In Croatia the total would be about 63%. If you go through capital gains (no paycheck just profit after corporate tax, capital income tax and VAT) it's 53%. It could go down if some company expenses can be used for your life expenses.
In Austria the total is 75%. In Austria going through capital gains would still be 70%.
I'm very disappointed at how much money Europe sucks out of my work.
"Capital gains" through GmbH is 25% KÖSt (Körperschaftssteuer) and then 27,25% KESt on Profit. The highest VAT rate is 20%, there are also lower ones. This results in 56.35% percent including VAT (1-((1-25%)(1-27.25%)(1-20%)).
If you go through income tax as a freelancer this is even lower when you claim the default deductibles (Pauschalierung), which is common in IT jobs, because you have very low expenses. The later is also cheaper if you factor in health insurance.
Well, having a GmbH does not really allow a clean profit extraction without having employees, so when you eventually employ yourself you'll get to around 70%.
Austria is one of the worst countries in the world to do any kind of small business. Self-employment is also taxed aggressively.
A form of self-employment in Croatia allows a fixed tax payment of about 5k EUR a year with an income cap of 39k EUR per year, leaving you with 34k EUR after taxes. Similar thing in Serbia but even more money.
In Austria there's nothing like that.
It would be nice if it was possible to assign a significant amount of life expenses to business but that also is heavily bureaucratized and regulated that even buying a 5k EUR computing machine has weird tax consequences (not immediately deductible as expense in the full amount or now, because expenses are higher, you might not be able to take that 12% of profit untaxed).

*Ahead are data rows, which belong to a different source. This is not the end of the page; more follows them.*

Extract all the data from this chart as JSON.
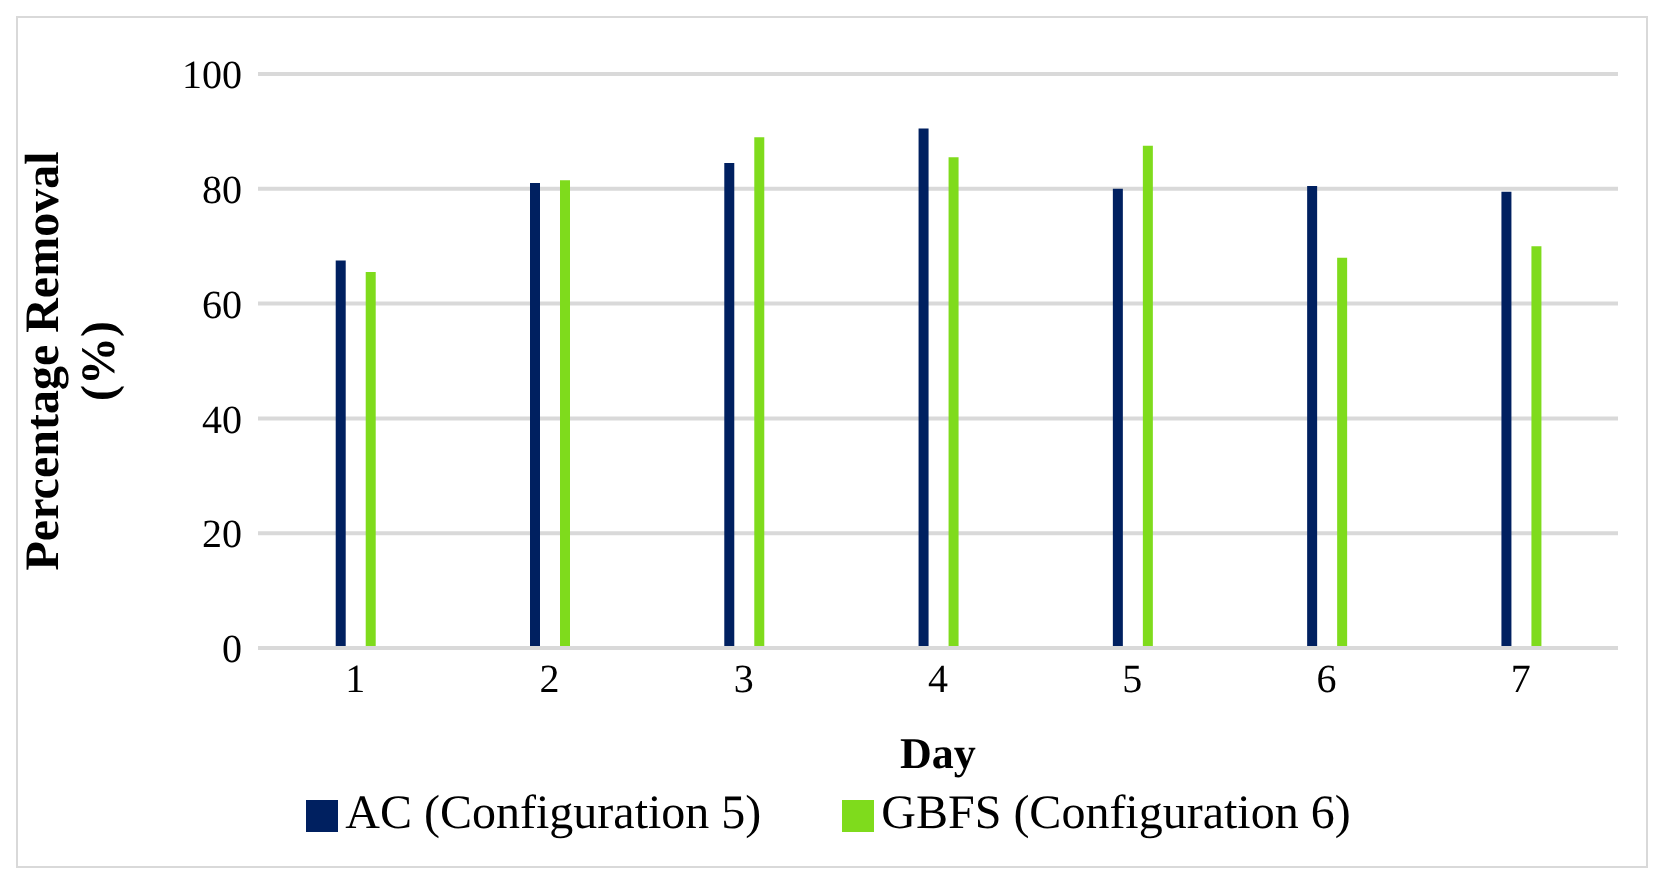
{
  "chart_data": {
    "type": "bar",
    "xlabel": "Day",
    "ylabel": "Percentage Removal (%)",
    "categories": [
      "1",
      "2",
      "3",
      "4",
      "5",
      "6",
      "7"
    ],
    "series": [
      {
        "name": "AC (Configuration 5)",
        "color": "#002060",
        "values": [
          67.5,
          81,
          84.5,
          90.5,
          80,
          80.5,
          79.5
        ]
      },
      {
        "name": "GBFS (Configuration 6)",
        "color": "#7fdb1c",
        "values": [
          65.5,
          81.5,
          89,
          85.5,
          87.5,
          68,
          70
        ]
      }
    ],
    "ylim": [
      0,
      100
    ],
    "yticks": [
      0,
      20,
      40,
      60,
      80,
      100
    ],
    "grid": "y",
    "legend": "bottom"
  }
}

I mean, I guess I'm just miserably following every word of law and my accountant's advice and maybe other people just ignore a bunch of these guidelines and hope that inspection never comes.
39k EUR a year in Austria is 33% tax+insurance+pension:
20% "forced savings" (Pension + Vorsorgekasse)
7% health insurance
6% income tax
But 39k a year is definitely not a freelance programmer in Austria.
80-120k is the average I see at my colleagues and enterprise customers for freelance programmers with regular working hours compared to regular employees (5 week vacation, sick absence, ...). I know people scratching at 200k, but they are senior consultants.
So a more realistic view would be 100k 40,5% tax+insurance+pension
15% "forced savings" (Pension + Vorsorgekasse)
6% health insurance
19,6% income tax
This calculation assumes that you do not really have significant expenses of business. Having those actually makes the picture look worse.
You can calculate here for yourself, no "cheating" required:
https://abrechnen.wko.at (official chamber of commerce calculator)
A GmbH is always better at 220k+/year. But there may be reasons you would want one earlier (liability, employees, IP, investments, ...)
Employing people in Austria is expensive ("cost of labor"). Beeing self employed is not bad, if you factor in benefits and costs of life and quality of life.
Well, 34k after taxes in Zagreb, Croatia is about 50k after taxes in Vienna. Given the increased cost of living and quite similar bureaucratic and regulation heavy state I'd say the self-employment is very aggressively taxed. For 50k after taxes you need to earn quite a lot compared to 39k in Croatia and the benefits are not that much different.
I do not own anything substantial. Saving for a house in the capital city would take about 15 years of frugal living as a programmer. I could also take a loan.
What I also dislike is the tax prepayments for business owners, which is basically legal theft. The government takes tax in advance and then gives you back the money if you overpaid after about a year. I wouldn't mind this if taxes were low.
Imagine being a business owner and there's a period of irregular income yet the advance tax payment arrives and bankrupts you.
The taxes here are just insanely high and everything is insanely inefficient. Healthcare, education and municipal services.
After moving from Croatia to Austria, it's much worse in Austria, a wealthier country but still, I see all of the same patterns of inefficiency and they are even worse because Croatia can't afford being so inefficient.